If Blake is interested in processors which have both high performance
and great comms, GreenArrays makes a multiprocessor chip with 144
processors on board. I am currently working on a board which is
targeted to provide high current and voltage I/O but will also have a
GA144 chip on board to offload processing for things like motor
control. It might prove to have more processing than the BB, sort of
like an airplane which produces more horsepower in the turbos than it
does in the actual engines.
Well, the BeagleBone has female connectors. You can’t just flip them over and connect them with Male headers because the signals will be swapped between connectors. I don’t think the processor would like 5V on the I/O pins…
You could design a sandwhich cape that goes in between the BeagleBones, connects the two together, and handle the routing from P8 to P8 and P9 to P9. It would require SMT headers on each side, but that can easily be done. Or you could do something like Gumstix has done and create a motherboard that lets you plug as many BeagleBones together as you like depending on how big you want to make the board.
We today have 6 BeagleBoard-xM boards all communicating through an Ethernet HUB and each driving a LCD panel. They work to break up a single image and display it across the six screens.

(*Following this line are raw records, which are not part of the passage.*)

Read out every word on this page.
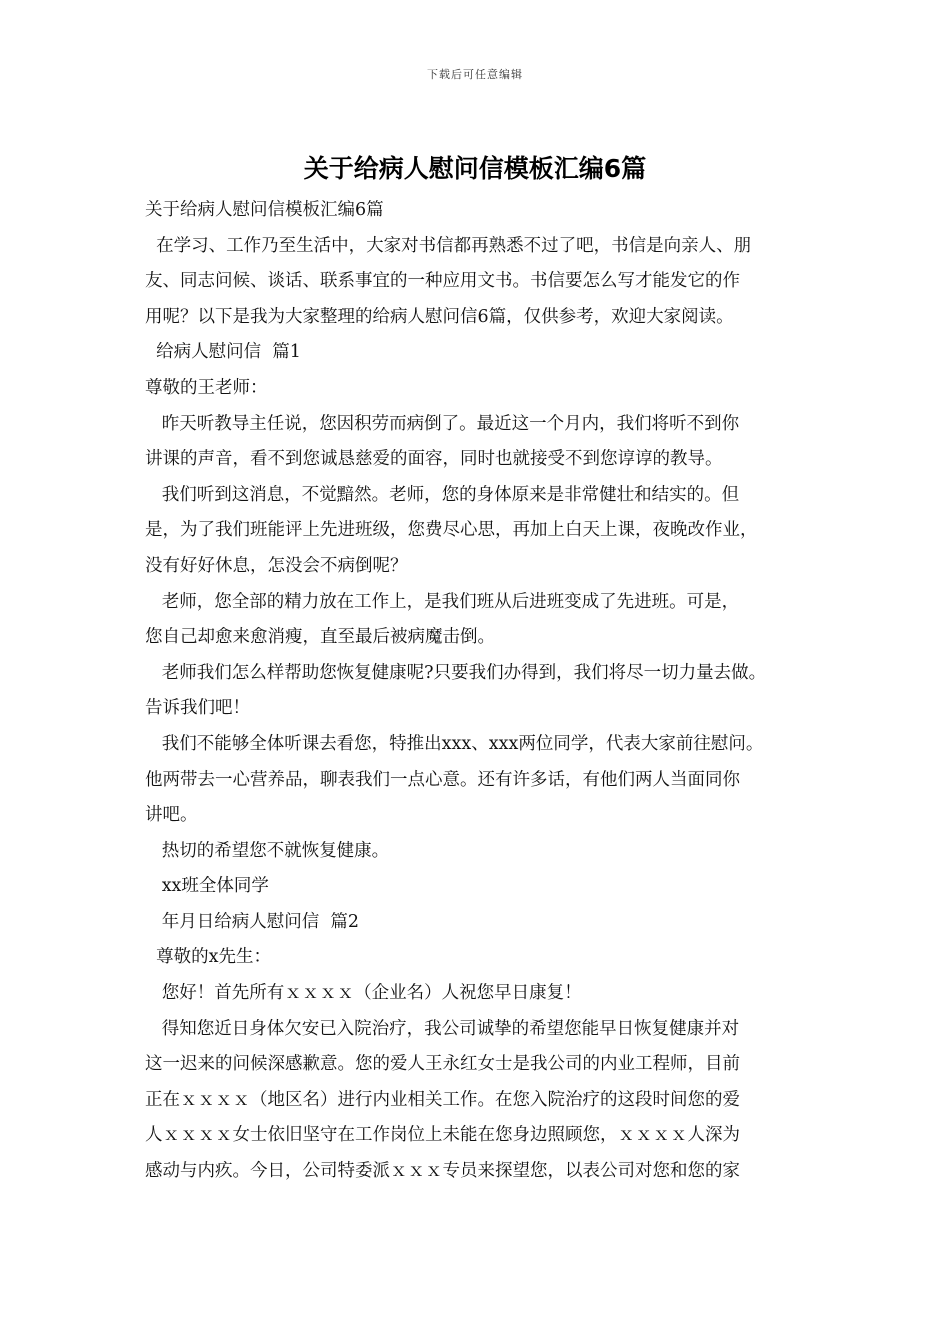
下载后可任意编辑
关于给病人慰问信模板汇编6篇
关于给病人慰问信模板汇编6篇
在学习、工作乃至生活中，大家对书信都再熟悉不过了吧，书信是向亲人、朋
友、同志问候、谈话、联系事宜的一种应用文书。书信要怎么写才能发它的作
用呢？以下是我为大家整理的给病人慰问信6篇，仅供参考，欢迎大家阅读。
给病人慰问信  篇1
尊敬的王老师：
昨天听教导主任说，您因积劳而病倒了。最近这一个月内，我们将听不到你
讲课的声音，看不到您诚恳慈爱的面容，同时也就接受不到您谆谆的教导。
我们听到这消息，不觉黯然。老师，您的身体原来是非常健壮和结实的。但
是，为了我们班能评上先进班级，您费尽心思，再加上白天上课，夜晚改作业，
没有好好休息，怎没会不病倒呢？
老师，您全部的精力放在工作上，是我们班从后进班变成了先进班。可是，
您自己却愈来愈消瘦，直至最后被病魔击倒。
老师我们怎么样帮助您恢复健康呢?只要我们办得到，我们将尽一切力量去做。
告诉我们吧！
我们不能够全体听课去看您，特推出xxx、xxx两位同学，代表大家前往慰问。
他两带去一心营养品，聊表我们一点心意。还有许多话，有他们两人当面同你
讲吧。
热切的希望您不就恢复健康。
xx班全体同学
年月日给病人慰问信  篇2
尊敬的x先生：
您好！首先所有ｘｘｘｘ（企业名）人祝您早日康复！
得知您近日身体欠安已入院治疗，我公司诚挚的希望您能早日恢复健康并对
这一迟来的问候深感歉意。您的爱人王永红女士是我公司的内业工程师，目前
正在ｘｘｘｘ（地区名）进行内业相关工作。在您入院治疗的这段时间您的爱
人ｘｘｘｘ女士依旧坚守在工作岗位上未能在您身边照顾您，ｘｘｘｘ人深为
感动与内疚。今日，公司特委派ｘｘｘ专员来探望您，以表公司对您和您的家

But the BB can be made with stack through connectors. Designing a
cape for this would be way overkill. I don't get the impression that
the OP is talking about doing this as a one-off. To be honest, I
don't understand why you make the CPU board without the stack through
pins. Like I said in another post, it is a good idea to learn from
others rather than make your own mistakes. PC-104 has been doing the
stack through thing for twenty years. They have a great spec and lots
of lessons learned. Making the main board with stack through
connectors allows daughter cards to be added on the bottom. You leave
off part of the outline on the Cape board to provide access to the
button and the LEDs on the main board, but when it is plugged into the
7" LCD board none of that is accessible because the BB is upside
down!
BTW, using an SMT connector for a cape or motherboard would be asking
for trouble. I have seen any number of failures on SMT connectors
when used for board to board applications. There is just not enough
strength in the solder joints or in some cases it is the pads that
separate from the board. It is best to use through hole mounted
connectors when boards will be plugged and unplugged more than a few
times. Better would be through hole connectors that are offset
slightly.
Yes, a Beagle could be made with pass through connectors, but that is not something we intend to start doing. With the ability to bend the pins and increase RMA hits, that is the reason we do not make it with pass through connectors. And with the requirement to fit in the Altoids box, that wasn’t going to work with he pass through pins.
Yes, SMT can be an issue and is not a clean solution, but I do suspectt that they exist for a reason and that a lot of people do indeed use them successfully.
Just to be clear, the problem with surface mount connectors is with
repeated insertion cycles. There are also alignment problems, but
they can be mitigated by using alignment pins on the connectors. A
customer used surface mount 2 mm headers without alignment pins and
found the connectors "floated" around on the pads making it hard to
plug in the daughter cards I was providing (which used alignment pins
on the mating connector).
I totally agree with you. I don’t like them either, but in certain instances they may be the best solution. At a minimum, they need alignment pads or bosses to help hold them in place. When going SMT I lean toward the Hirose FX series of connectors. I have had a lot of sucess using those.